Up until last year, I did not wear bright colors. I did not want to draw attention to myself. I tried to blend into the background and be unseen. You see I was uncomfortable with myself. I did not like myself very much because of the weight I had piled on. It is hard to realize what it limits you to doing when you are big. Getting down in the floor takes effort, climbing anything scares me, and you get winded just walking in the store. I reached a point where I could not do it any more.
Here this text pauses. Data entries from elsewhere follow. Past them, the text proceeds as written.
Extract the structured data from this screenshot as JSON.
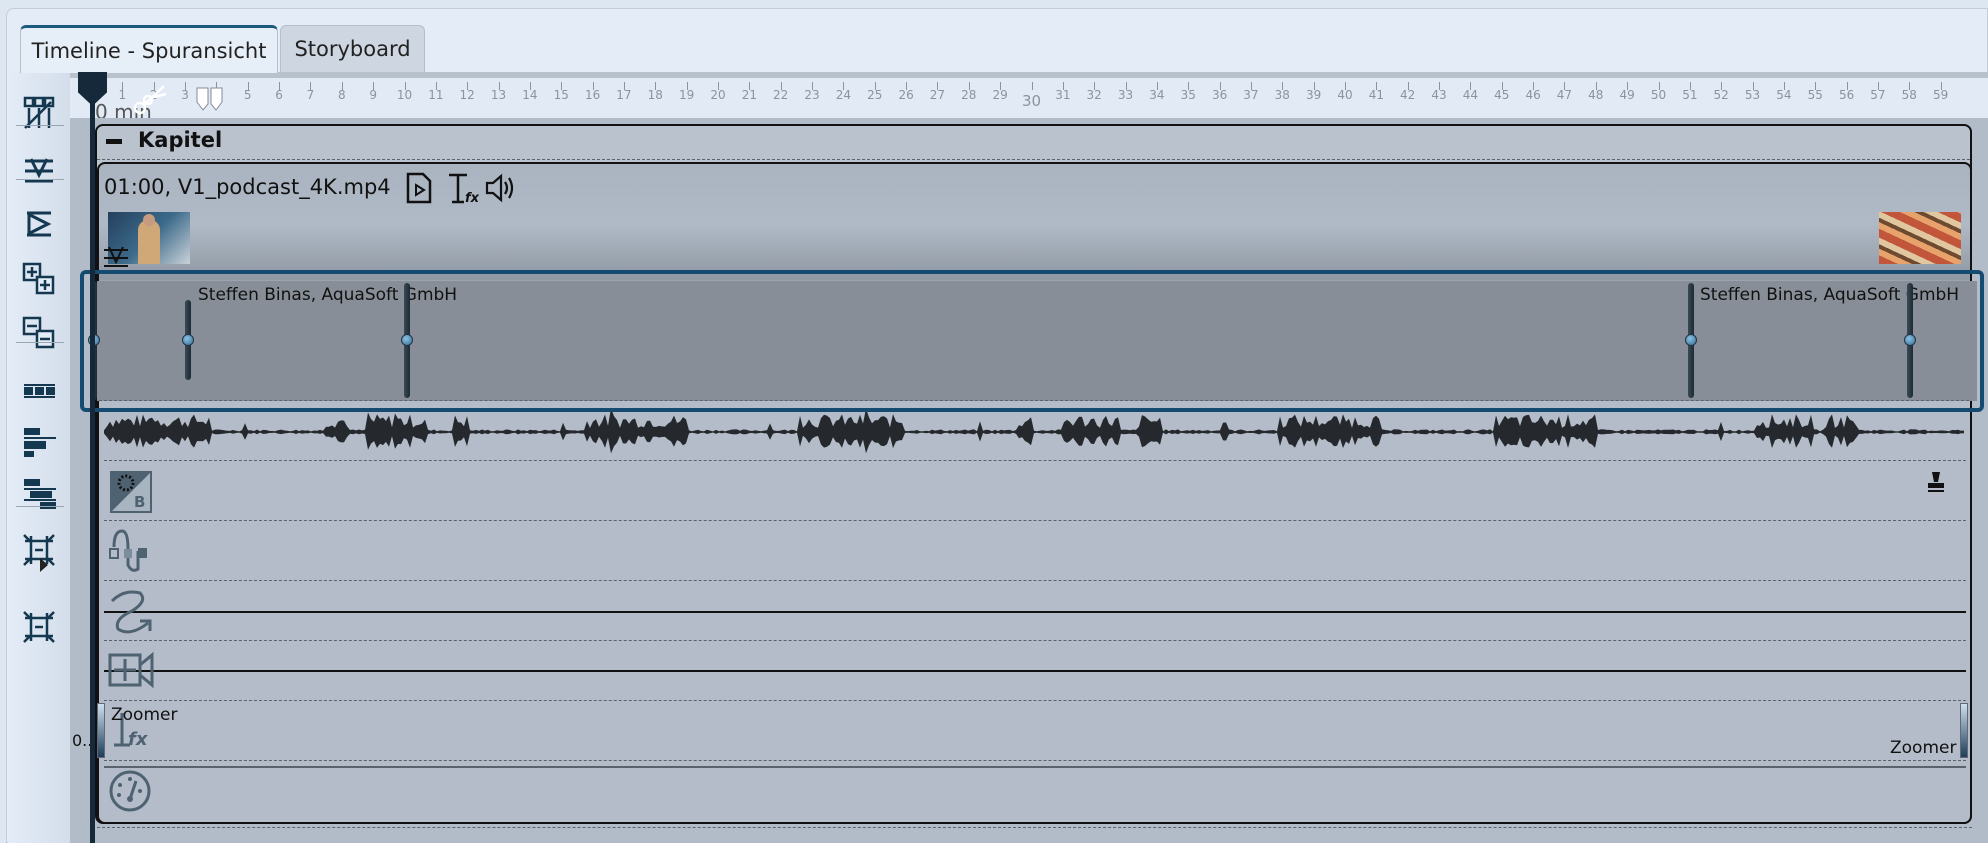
{
  "tabs": [
    {
      "label": "Timeline - Spuransicht",
      "active": true
    },
    {
      "label": "Storyboard",
      "active": false
    }
  ],
  "ruler": {
    "zero_label": "0 min",
    "ticks": [
      "1",
      "2",
      "3",
      "4",
      "5",
      "6",
      "7",
      "8",
      "9",
      "10",
      "11",
      "12",
      "13",
      "14",
      "15",
      "16",
      "17",
      "18",
      "19",
      "20",
      "21",
      "22",
      "23",
      "24",
      "25",
      "26",
      "27",
      "28",
      "29",
      "30",
      "31",
      "32",
      "33",
      "34",
      "35",
      "36",
      "37",
      "38",
      "39",
      "40",
      "41",
      "42",
      "43",
      "44",
      "45",
      "46",
      "47",
      "48",
      "49",
      "50",
      "51",
      "52",
      "53",
      "54",
      "55",
      "56",
      "57",
      "58",
      "59"
    ]
  },
  "toolbar": {
    "icons": [
      "timeline-tracks-icon",
      "insert-marker-icon",
      "align-icon",
      "expand-all-icon",
      "collapse-all-icon",
      "filmstrip-icon",
      "align-left-icon",
      "align-stagger-icon",
      "fit-compress-icon",
      "fit-expand-icon"
    ]
  },
  "chapter": {
    "title": "Kapitel"
  },
  "clip": {
    "title": "01:00, V1_podcast_4K.mp4",
    "volume_labels": [
      "Steffen Binas, AquaSoft GmbH",
      "Steffen Binas, AquaSoft GmbH"
    ],
    "zoomer_left": "Zoomer",
    "zoomer_right": "Zoomer",
    "zoomer_value": "0..."
  },
  "colors": {
    "selection": "#154b70",
    "track": "#b2bcc8",
    "playhead": "#15293a"
  }
}
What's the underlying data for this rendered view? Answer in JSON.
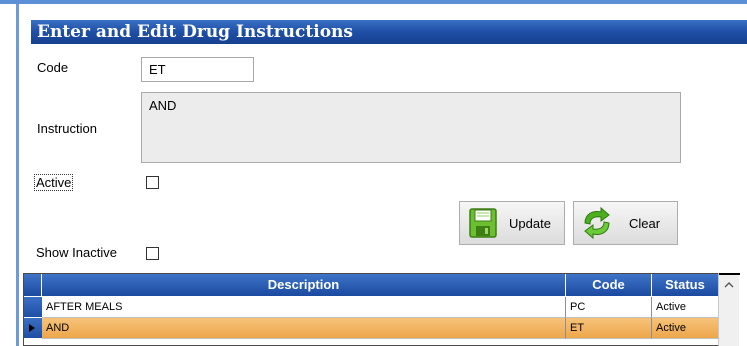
{
  "form": {
    "title": "Enter and Edit Drug Instructions",
    "code_label": "Code",
    "code_value": "ET",
    "instruction_label": "Instruction",
    "instruction_value": "AND",
    "active_label": "Active",
    "active_checked": false,
    "show_inactive_label": "Show Inactive",
    "show_inactive_checked": false
  },
  "buttons": {
    "update_label": "Update",
    "update_icon": "floppy-disk-icon",
    "clear_label": "Clear",
    "clear_icon": "recycle-arrows-icon"
  },
  "grid": {
    "columns": [
      "Description",
      "Code",
      "Status"
    ],
    "rows": [
      {
        "description": "AFTER MEALS",
        "code": "PC",
        "status": "Active",
        "selected": false
      },
      {
        "description": "AND",
        "code": "ET",
        "status": "Active",
        "selected": true
      }
    ]
  },
  "colors": {
    "title_bar": "#1e4fa6",
    "selected_row": "#eda64a"
  }
}
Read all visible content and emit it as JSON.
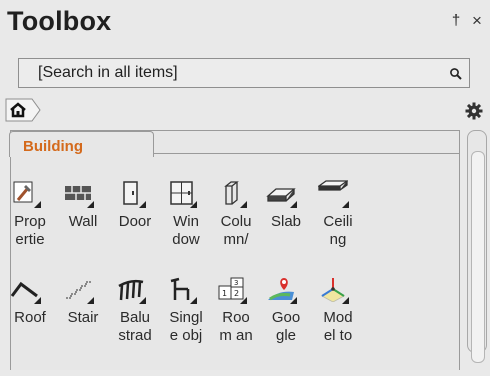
{
  "panel": {
    "title": "Toolbox",
    "pin_icon": "pin-icon",
    "close_icon": "close-icon",
    "pin_glyph": "†",
    "close_glyph": "×"
  },
  "search": {
    "placeholder": "[Search in all items]",
    "icon": "search-icon"
  },
  "breadcrumb": {
    "home_icon": "home-icon"
  },
  "settings": {
    "icon": "gear-icon"
  },
  "tab": {
    "label": "Building"
  },
  "accent_color": "#d46a1c",
  "tools_row1": [
    {
      "label": "Prop\nertie",
      "icon": "properties-icon"
    },
    {
      "label": "Wall",
      "icon": "wall-icon"
    },
    {
      "label": "Door",
      "icon": "door-icon"
    },
    {
      "label": "Win\ndow",
      "icon": "window-icon"
    },
    {
      "label": "Colu\nmn/",
      "icon": "column-icon"
    },
    {
      "label": "Slab",
      "icon": "slab-icon"
    },
    {
      "label": "Ceili\nng",
      "icon": "ceiling-icon"
    }
  ],
  "tools_row2": [
    {
      "label": "Roof",
      "icon": "roof-icon"
    },
    {
      "label": "Stair",
      "icon": "stair-icon"
    },
    {
      "label": "Balu\nstrad",
      "icon": "balustrade-icon"
    },
    {
      "label": "Singl\ne obj",
      "icon": "single-object-icon"
    },
    {
      "label": "Roo\nm an",
      "icon": "room-icon"
    },
    {
      "label": "Goo\ngle",
      "icon": "google-earth-icon"
    },
    {
      "label": "Mod\nel to",
      "icon": "model-axes-icon"
    }
  ]
}
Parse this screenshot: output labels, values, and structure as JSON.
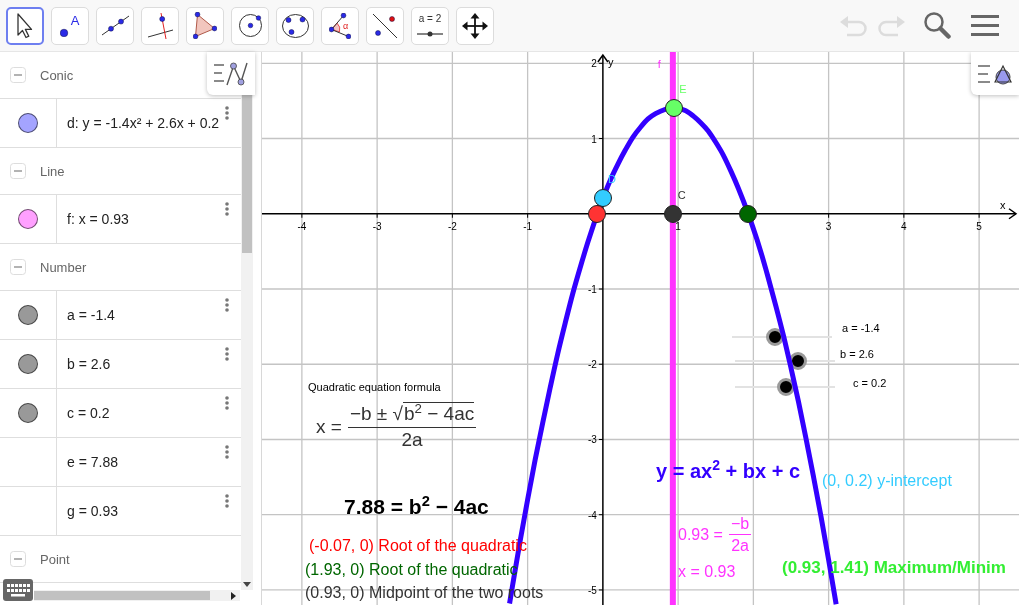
{
  "toolbar": {
    "tools": [
      {
        "kind": "move",
        "selected": true
      },
      {
        "kind": "point",
        "text": "A",
        "selected": false
      },
      {
        "kind": "line",
        "selected": false
      },
      {
        "kind": "perpendicular",
        "selected": false
      },
      {
        "kind": "polygon",
        "selected": false
      },
      {
        "kind": "circle",
        "selected": false
      },
      {
        "kind": "conic",
        "selected": false
      },
      {
        "kind": "angle",
        "text": "α",
        "selected": false
      },
      {
        "kind": "reflect",
        "selected": false
      },
      {
        "kind": "slider",
        "text": "a = 2",
        "selected": false
      },
      {
        "kind": "move-view",
        "selected": false
      }
    ],
    "actions": [
      {
        "kind": "undo",
        "disabled": true
      },
      {
        "kind": "redo",
        "disabled": true
      },
      {
        "kind": "search",
        "disabled": false
      },
      {
        "kind": "menu",
        "disabled": false
      }
    ]
  },
  "algebra": {
    "groups": [
      {
        "label": "Conic",
        "expanded": true,
        "items": [
          {
            "text": "d: y = -1.4x² + 2.6x + 0.2",
            "color": "#a4a4ff"
          }
        ]
      },
      {
        "label": "Line",
        "expanded": true,
        "items": [
          {
            "text": "f: x = 0.93",
            "color": "#ffa0ff"
          }
        ]
      },
      {
        "label": "Number",
        "expanded": true,
        "items": [
          {
            "text": "a = -1.4",
            "color": "#999999"
          },
          {
            "text": "b = 2.6",
            "color": "#999999"
          },
          {
            "text": "c = 0.2",
            "color": "#999999"
          },
          {
            "text": "e = 7.88"
          },
          {
            "text": "g = 0.93"
          }
        ]
      },
      {
        "label": "Point",
        "expanded": true
      }
    ]
  },
  "graphics": {
    "chart_data": {
      "type": "line",
      "xlabel": "x",
      "ylabel": "y",
      "grid": true,
      "x": [
        -1.24,
        -1.2,
        -1.1,
        -1,
        -0.9,
        -0.8,
        -0.7,
        -0.6,
        -0.5,
        -0.4,
        -0.3,
        -0.2,
        0.1,
        0.2,
        0.3,
        0.4,
        0.5,
        0.6,
        0.7,
        1.15,
        1.2,
        1.3,
        1.4,
        1.5,
        1.6,
        1.7,
        1.8,
        2.05,
        2.1,
        2.2,
        2.3,
        2.4,
        2.5,
        2.6,
        2.7,
        2.8,
        2.9,
        3,
        3.1
      ],
      "series": [
        {
          "color": "#3300ff",
          "values": [
            -5.18,
            -4.94,
            -4.35,
            -3.8,
            -3.27,
            -2.78,
            -2.31,
            -1.86,
            -1.45,
            -1.06,
            -0.71,
            -0.38,
            0.45,
            0.66,
            0.85,
            1.02,
            1.15,
            1.26,
            1.33,
            1.34,
            1.3,
            1.21,
            1.1,
            0.95,
            0.78,
            0.57,
            0.34,
            -0.35,
            -0.51,
            -0.86,
            -1.23,
            -1.62,
            -2.05,
            -2.5,
            -2.99,
            -3.5,
            -4.03,
            -4.6,
            -5.19
          ]
        }
      ],
      "xlim": [
        -4.53,
        5.53
      ],
      "ylim": [
        -5.2,
        2.15
      ],
      "xticks": [
        -4,
        -3,
        -2,
        -1,
        1,
        3,
        4,
        5
      ],
      "yticks": [
        -5,
        -4,
        -3,
        -2,
        -1,
        1,
        2
      ],
      "ref_lines": [
        {
          "axis": "x",
          "value": 0.93,
          "label": "f",
          "color": "#ff33ff"
        }
      ]
    },
    "points": [
      {
        "kind": "vertex",
        "label": "E",
        "color": "#66ff66"
      },
      {
        "kind": "y-intercept",
        "label": "D",
        "color": "#33ccff"
      },
      {
        "kind": "root",
        "color": "#ff3333"
      },
      {
        "kind": "midpoint",
        "label": "C",
        "color": "#333333"
      },
      {
        "kind": "root",
        "color": "#006600"
      }
    ],
    "sliders": [
      {
        "label": "a = -1.4",
        "level": 0.43
      },
      {
        "label": "b = 2.6",
        "level": 0.63
      },
      {
        "label": "c = 0.2",
        "level": 0.51
      }
    ],
    "texts": [
      {
        "kind": "caption",
        "text": "Quadratic equation formula",
        "color": "#000000"
      },
      {
        "kind": "radical-fraction",
        "lhs": "x =",
        "numerator": "−b ±",
        "radical": "√",
        "radicand": "b$^{2}$ − 4ac",
        "denominator": "2a",
        "color": "#333333"
      },
      {
        "kind": "formula",
        "text": "7.88 = b$^{2}$ − 4ac",
        "color": "#000000"
      },
      {
        "kind": "plain",
        "text": "(-0.07, 0) Root of the quadratic",
        "color": "#ff0000"
      },
      {
        "kind": "plain",
        "text": "(1.93, 0) Root of the quadratic",
        "color": "#006600"
      },
      {
        "kind": "plain",
        "text": "(0.93, 0) Midpoint of the two roots",
        "color": "#333333"
      },
      {
        "kind": "formula",
        "text": "y = ax$^{2}$ + bx + c",
        "color": "#3300ff"
      },
      {
        "kind": "plain",
        "text": "(0, 0.2) y-intercept",
        "color": "#33ccff"
      },
      {
        "kind": "fraction",
        "lhs": "0.93 =",
        "numerator": "−b",
        "denominator": "2a",
        "color": "#ff33ff"
      },
      {
        "kind": "plain",
        "text": "x = 0.93",
        "color": "#ff33ff"
      },
      {
        "kind": "bold",
        "text": "(0.93, 1.41) Maximum/Minim",
        "color": "#33ee33"
      }
    ]
  }
}
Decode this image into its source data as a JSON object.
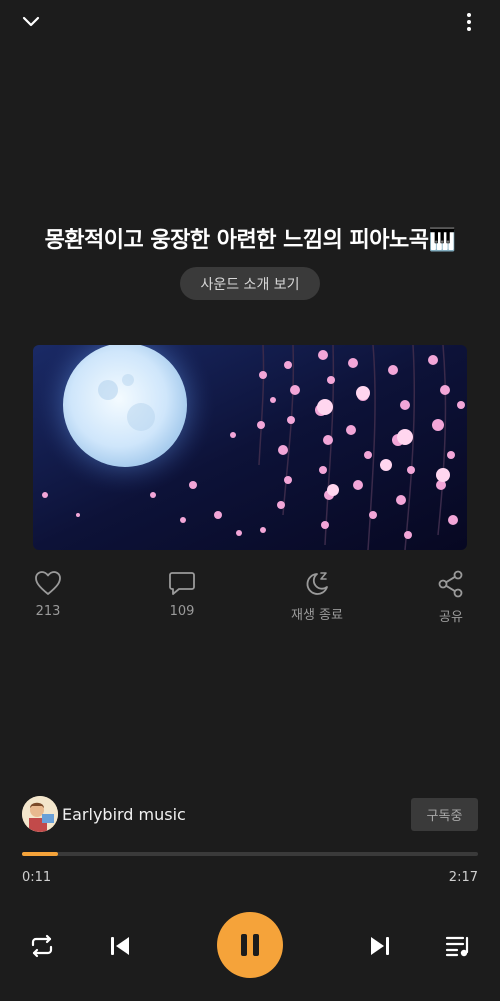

I used to never show my arms in public. They are flabby and covered in stretch marks. This used to really bother me. I guess I thought that if people saw my arms, they would think I was fat. Well I guess the rest of me did not say that just the arms. Since I have been on my journey to wellness, I let the arms fly. I have worked out in tank tops, worn sleeveless shirts, and my sundresses without a shrug. My arms are still flabby and they are still covered in stretch marks, but they are shrinking and I am developing muscles in them. Now I look at them as a badge of pride. Yes they are not going to be on the cover of any magazine, but they are mine. You either like them or you don't. Funny and true story. I had a student in the 6th grade that I really enjoyed, it was like we had the same sense of humor. Anyway when he was in the 8th grade, I was wearing a dress with a shrug on top. "Ms. Strickland, that is a lovely ensemble you have on." "Thanks, I wear the sweater because I have fat arms. I am trying to hide them." "You have lovely arms. Some people even like fat arms, they find them attractive." Nothing like a kid to change your view on something.
I guess my point is this, I am starting to become comfortable with myself. I am who I am and you can like it or not.
Peace out peeps. I am getting ready to take my arms to workout and let them feel the fresh air.